I’ve made it a point to avoid anything connected to the “Long Island Serial Killer” case that results in a profit for anyone other than the victims’ families. So I had no intention of reading Robert Kolker’s just-released Lost Girls, essentially a 416-page character analysis and life history of everyone connected to the case, from the victims and their families to internet sleuths and quirky local residents.
Then I was contacted by one of the victim’s family members. She was upset over what she claimed were misrepresentations in Kolker’s book and thought I had something to do with it due to the book having the same title as a series of articles I began writing when Megan Waterman disappeared in 2010, also titled Lost Girls.

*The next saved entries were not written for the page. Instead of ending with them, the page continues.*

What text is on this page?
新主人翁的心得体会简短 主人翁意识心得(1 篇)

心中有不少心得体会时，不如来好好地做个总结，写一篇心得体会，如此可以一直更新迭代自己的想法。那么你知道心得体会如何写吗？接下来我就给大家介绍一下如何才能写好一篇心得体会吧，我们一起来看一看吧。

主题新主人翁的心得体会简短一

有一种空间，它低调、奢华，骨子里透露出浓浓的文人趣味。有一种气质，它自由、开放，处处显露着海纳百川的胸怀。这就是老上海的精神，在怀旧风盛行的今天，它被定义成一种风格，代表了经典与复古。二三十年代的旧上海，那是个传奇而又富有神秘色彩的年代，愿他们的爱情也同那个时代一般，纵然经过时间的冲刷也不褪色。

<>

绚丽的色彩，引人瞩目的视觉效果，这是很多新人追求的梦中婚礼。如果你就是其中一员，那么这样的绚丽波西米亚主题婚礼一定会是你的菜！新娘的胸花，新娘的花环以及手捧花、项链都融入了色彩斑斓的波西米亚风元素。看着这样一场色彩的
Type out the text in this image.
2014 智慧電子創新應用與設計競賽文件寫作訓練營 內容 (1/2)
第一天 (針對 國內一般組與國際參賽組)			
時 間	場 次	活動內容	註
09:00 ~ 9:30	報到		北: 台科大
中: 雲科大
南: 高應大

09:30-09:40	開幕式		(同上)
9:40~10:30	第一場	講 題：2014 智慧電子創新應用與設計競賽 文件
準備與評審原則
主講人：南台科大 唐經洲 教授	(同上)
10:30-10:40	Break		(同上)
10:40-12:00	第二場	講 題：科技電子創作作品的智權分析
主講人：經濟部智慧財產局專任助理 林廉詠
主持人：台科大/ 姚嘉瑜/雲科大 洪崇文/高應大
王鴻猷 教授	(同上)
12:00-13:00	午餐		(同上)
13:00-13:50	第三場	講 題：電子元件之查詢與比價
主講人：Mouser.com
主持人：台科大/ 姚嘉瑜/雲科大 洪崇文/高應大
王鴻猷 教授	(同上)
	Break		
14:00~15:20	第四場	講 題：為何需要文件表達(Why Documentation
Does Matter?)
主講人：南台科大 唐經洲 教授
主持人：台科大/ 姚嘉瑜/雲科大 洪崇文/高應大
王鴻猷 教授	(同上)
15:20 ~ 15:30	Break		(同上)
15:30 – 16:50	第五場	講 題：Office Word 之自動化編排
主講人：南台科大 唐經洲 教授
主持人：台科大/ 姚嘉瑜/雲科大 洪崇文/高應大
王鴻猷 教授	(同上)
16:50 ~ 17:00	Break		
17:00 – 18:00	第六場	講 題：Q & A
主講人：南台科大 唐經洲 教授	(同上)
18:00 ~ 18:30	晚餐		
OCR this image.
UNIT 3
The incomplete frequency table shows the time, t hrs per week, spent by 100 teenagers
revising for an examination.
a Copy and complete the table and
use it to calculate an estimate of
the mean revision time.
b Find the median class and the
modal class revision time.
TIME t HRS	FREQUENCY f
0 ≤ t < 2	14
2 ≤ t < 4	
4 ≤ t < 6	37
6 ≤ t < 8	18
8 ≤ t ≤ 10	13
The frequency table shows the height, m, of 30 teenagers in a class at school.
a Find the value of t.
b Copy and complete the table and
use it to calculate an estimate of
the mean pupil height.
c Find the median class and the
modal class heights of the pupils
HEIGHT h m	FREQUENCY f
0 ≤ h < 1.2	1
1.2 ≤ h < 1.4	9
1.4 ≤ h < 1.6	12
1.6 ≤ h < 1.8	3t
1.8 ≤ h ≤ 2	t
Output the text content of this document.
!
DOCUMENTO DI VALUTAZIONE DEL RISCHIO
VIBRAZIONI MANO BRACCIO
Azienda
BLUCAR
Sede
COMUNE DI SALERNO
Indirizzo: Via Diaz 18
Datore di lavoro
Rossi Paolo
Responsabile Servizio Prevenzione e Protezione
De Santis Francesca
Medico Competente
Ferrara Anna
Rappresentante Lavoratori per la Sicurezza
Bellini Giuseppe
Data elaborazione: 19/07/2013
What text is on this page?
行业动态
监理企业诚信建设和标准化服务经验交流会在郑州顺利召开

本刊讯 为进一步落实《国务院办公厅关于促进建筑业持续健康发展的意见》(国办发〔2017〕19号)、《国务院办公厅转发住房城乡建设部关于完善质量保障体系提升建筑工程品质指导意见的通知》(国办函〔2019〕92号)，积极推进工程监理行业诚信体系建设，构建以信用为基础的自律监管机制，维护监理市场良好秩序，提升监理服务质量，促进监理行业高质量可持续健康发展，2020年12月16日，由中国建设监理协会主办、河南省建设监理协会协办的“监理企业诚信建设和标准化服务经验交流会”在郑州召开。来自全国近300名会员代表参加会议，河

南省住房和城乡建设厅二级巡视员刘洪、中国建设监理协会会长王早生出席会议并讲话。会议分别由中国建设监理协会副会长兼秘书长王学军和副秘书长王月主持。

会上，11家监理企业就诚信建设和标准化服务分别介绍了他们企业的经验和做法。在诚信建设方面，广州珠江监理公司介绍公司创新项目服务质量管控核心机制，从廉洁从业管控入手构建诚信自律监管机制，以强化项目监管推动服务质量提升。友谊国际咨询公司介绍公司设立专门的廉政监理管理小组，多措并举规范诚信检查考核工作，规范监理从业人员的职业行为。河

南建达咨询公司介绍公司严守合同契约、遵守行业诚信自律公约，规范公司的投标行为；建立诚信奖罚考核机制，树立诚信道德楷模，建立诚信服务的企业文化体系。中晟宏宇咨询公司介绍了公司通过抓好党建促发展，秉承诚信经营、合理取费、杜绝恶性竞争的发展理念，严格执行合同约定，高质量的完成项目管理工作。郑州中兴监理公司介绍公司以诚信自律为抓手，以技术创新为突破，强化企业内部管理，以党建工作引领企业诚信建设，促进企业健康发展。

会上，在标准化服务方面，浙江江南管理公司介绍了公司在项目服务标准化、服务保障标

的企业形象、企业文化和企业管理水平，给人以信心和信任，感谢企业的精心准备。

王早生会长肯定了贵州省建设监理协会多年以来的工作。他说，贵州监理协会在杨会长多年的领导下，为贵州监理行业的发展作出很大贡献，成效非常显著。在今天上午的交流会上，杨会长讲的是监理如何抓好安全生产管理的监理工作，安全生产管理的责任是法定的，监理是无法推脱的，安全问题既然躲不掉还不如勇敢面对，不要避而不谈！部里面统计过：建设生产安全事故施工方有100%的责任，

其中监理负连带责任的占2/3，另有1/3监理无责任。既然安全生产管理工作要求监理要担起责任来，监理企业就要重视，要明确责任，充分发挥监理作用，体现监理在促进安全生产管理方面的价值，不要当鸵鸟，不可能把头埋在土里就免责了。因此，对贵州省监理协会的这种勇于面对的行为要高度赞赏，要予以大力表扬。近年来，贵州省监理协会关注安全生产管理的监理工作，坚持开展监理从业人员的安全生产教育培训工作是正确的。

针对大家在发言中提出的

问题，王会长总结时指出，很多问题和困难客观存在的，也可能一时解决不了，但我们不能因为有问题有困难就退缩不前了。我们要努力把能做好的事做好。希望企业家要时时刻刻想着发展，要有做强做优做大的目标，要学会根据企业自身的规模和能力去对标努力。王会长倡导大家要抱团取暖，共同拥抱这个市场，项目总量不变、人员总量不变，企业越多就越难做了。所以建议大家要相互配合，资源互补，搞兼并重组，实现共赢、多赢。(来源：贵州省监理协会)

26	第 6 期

Although not mentioned by name, part of my Lost Girls article is quoted by Kolker in his Lost Girls book, I realized as I flipped through, so I decided to read from page one.
Lost Girls, the book, expands upon an article Kolker wrote for New York Magazine in 2011, “A Serial Killer in Common.” Drawing from an arsenal of extensive interviews, both the article and the book give a comprehensive look at all the people connected to the victims as well as the rocky pasts that led these women to the streets.
The criticisms I have of this book are not in the writing or the reporting. Both are done extremely well. But, while the majority of the book is written with a non-judgmental sympathetic view of the victims, one rarely found in the mainstream media, Kolker’s Lost Girls also reads like a long-form indictment of the women’s mothers, and even grandmothers, which I imagine has added even more stress to already existing familial rifts.
Whether the not-so-flattering portrayals in this book are deserved or not, it feels the reader is being told things that no one has a right to know. To state in print, no matter who the source, that one victim “despised her mother” seems unfair and unnecessary.
And at a time when reality TV is the norm, personal details of who is sleeping with whom, who only dates black men, which family members didn’t visit the other in rehab, who has an eating disorder, who owes what on their mortgage and intimate sexual details of encounters with johns may not seem like a big deal. But these women are dead. And it feels like they deserve something in return for sharing their stories—or having those stories shared for them.
As a book, Lost Girls is a good read, a well-written and engaging narrative that does something very important—it once again shines a light on these cases that, at least in the public eye, have gone cool. Just keep in mind as you read that this isn’t merely a story. These characters are real people and this tragic tale doesn’t end for them, as it ends for you, when the book does.
Shannan Gilbert’s case will be featured on an updated episode of 48 Hours on CBS Saturday, July 20 at 10 p.m. The original episode aired in July 2011.